This will do 2k requests with names and group matching with both strategies.

https://github.com/acouvreur/sablier/assets/22034450/815f1198-ad31-4be6-ba92-85f1d00c3372

Still I cannot reproduce the CPU usage.

Note that I've set the same resource restrictions that you have.

luked34 commented 3 months ago

I've done some testing on my setup, and I can only reproduce it when I use a docker socket proxy. Looks like there's another issue open in the same area: https://github.com/acouvreur/sablier/issues/287

cyrinux commented 3 months ago

I've done some testing on my setup, and I can only reproduce it when I use a docker socket proxy. Looks like there's another issue open in the same area: #287

Ok, I confess I cleanup my config a little for pasting it in the previous post, and yes, I use a cetusguard proxy too ! Good catch !

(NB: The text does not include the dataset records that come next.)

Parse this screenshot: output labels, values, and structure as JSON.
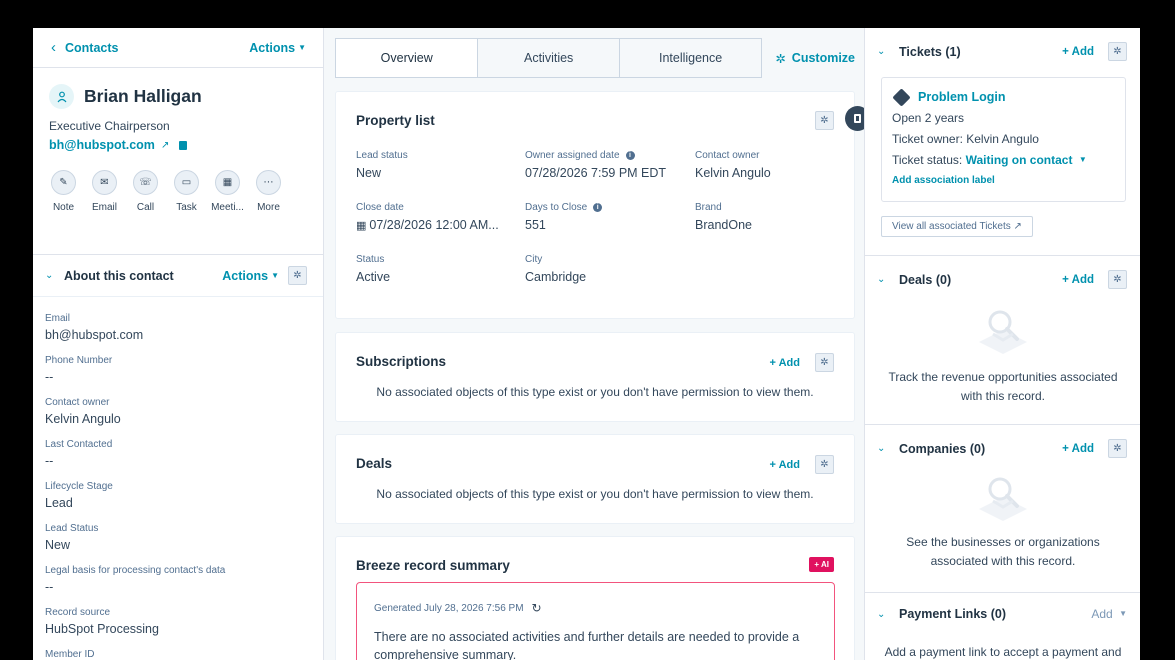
{
  "left": {
    "back_label": "Contacts",
    "actions_label": "Actions",
    "name": "Brian Halligan",
    "job_title": "Executive Chairperson",
    "email": "bh@hubspot.com",
    "quick_actions": [
      {
        "label": "Note",
        "icon": "pencil-icon"
      },
      {
        "label": "Email",
        "icon": "envelope-icon"
      },
      {
        "label": "Call",
        "icon": "phone-icon"
      },
      {
        "label": "Task",
        "icon": "task-icon"
      },
      {
        "label": "Meeti...",
        "icon": "calendar-icon"
      },
      {
        "label": "More",
        "icon": "ellipsis-icon"
      }
    ],
    "about_title": "About this contact",
    "about_actions": "Actions",
    "properties": [
      {
        "label": "Email",
        "value": "bh@hubspot.com"
      },
      {
        "label": "Phone Number",
        "value": "--"
      },
      {
        "label": "Contact owner",
        "value": "Kelvin Angulo"
      },
      {
        "label": "Last Contacted",
        "value": "--"
      },
      {
        "label": "Lifecycle Stage",
        "value": "Lead"
      },
      {
        "label": "Lead Status",
        "value": "New"
      },
      {
        "label": "Legal basis for processing contact's data",
        "value": "--"
      },
      {
        "label": "Record source",
        "value": "HubSpot Processing"
      },
      {
        "label": "Member ID",
        "value": ""
      }
    ]
  },
  "middle": {
    "tabs": [
      "Overview",
      "Activities",
      "Intelligence"
    ],
    "customize_label": "Customize",
    "property_list": {
      "title": "Property list",
      "items": [
        {
          "label": "Lead status",
          "value": "New",
          "info": false
        },
        {
          "label": "Owner assigned date",
          "value": "07/28/2026 7:59 PM EDT",
          "info": true
        },
        {
          "label": "Contact owner",
          "value": "Kelvin Angulo",
          "info": false
        },
        {
          "label": "Close date",
          "value": "07/28/2026 12:00 AM...",
          "info": false
        },
        {
          "label": "Days to Close",
          "value": "551",
          "info": true
        },
        {
          "label": "Brand",
          "value": "BrandOne",
          "info": false
        },
        {
          "label": "Status",
          "value": "Active",
          "info": false
        },
        {
          "label": "City",
          "value": "Cambridge",
          "info": false
        }
      ]
    },
    "subscriptions": {
      "title": "Subscriptions",
      "add": "+ Add",
      "empty": "No associated objects of this type exist or you don't have permission to view them."
    },
    "deals": {
      "title": "Deals",
      "add": "+ Add",
      "empty": "No associated objects of this type exist or you don't have permission to view them."
    },
    "breeze": {
      "title": "Breeze record summary",
      "badge": "+ AI",
      "generated": "Generated July 28, 2026 7:56 PM",
      "text": "There are no associated activities and further details are needed to provide a comprehensive summary."
    }
  },
  "right": {
    "tickets": {
      "title": "Tickets (1)",
      "add": "+ Add",
      "ticket_name": "Problem Login",
      "open": "Open 2 years",
      "owner": "Ticket owner: Kelvin Angulo",
      "status_label": "Ticket status:",
      "status_value": "Waiting on contact",
      "assoc_label": "Add association label",
      "view_all": "View all associated Tickets"
    },
    "deals": {
      "title": "Deals (0)",
      "add": "+ Add",
      "empty": "Track the revenue opportunities associated with this record."
    },
    "companies": {
      "title": "Companies (0)",
      "add": "+ Add",
      "empty": "See the businesses or organizations associated with this record."
    },
    "payment_links": {
      "title": "Payment Links (0)",
      "add": "Add",
      "empty": "Add a payment link to accept a payment and"
    }
  },
  "colors": {
    "accent": "#0091ae",
    "text": "#33475b",
    "ai": "#e0115f",
    "border": "#dfe3eb"
  }
}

cyrinux commented 3 months ago

I've done the following experiment:

1. Create a container to be scaled:

docker run -d -l sablier.enable=true --name whoami containous/whoami

2. Run Sablier

docker run -v '/var/run/docker.sock:/var/run/docker.sock' --cpu-shares=1024 -m 256m --name sablier -p 10000:10000 acouvreur/sablier:1.7.0 start --logging.level=trace

3. Observe stats

docker stats

4. Generate load

for i in {1..500}; do 
    curl "http://localhost:10000/api/strategies/dynamic?names=whoami&session_duration=30s" &
    curl "http://localhost:10000/api/strategies/blocking?names=whoami&session_duration=30s" &
    curl "http://localhost:10000/api/strategies/blocking?group=default&session_duration=30s" &
    curl "http://localhost:10000/api/strategies/dynamic?group=default&session_duration=30s" &
done

This will do 2k requests with names and group matching with both strategies. Recording.2024-06-27.145655.1.mp4

Still I cannot reproduce the CPU usage.

Note that I've set the same resource restrictions that you have.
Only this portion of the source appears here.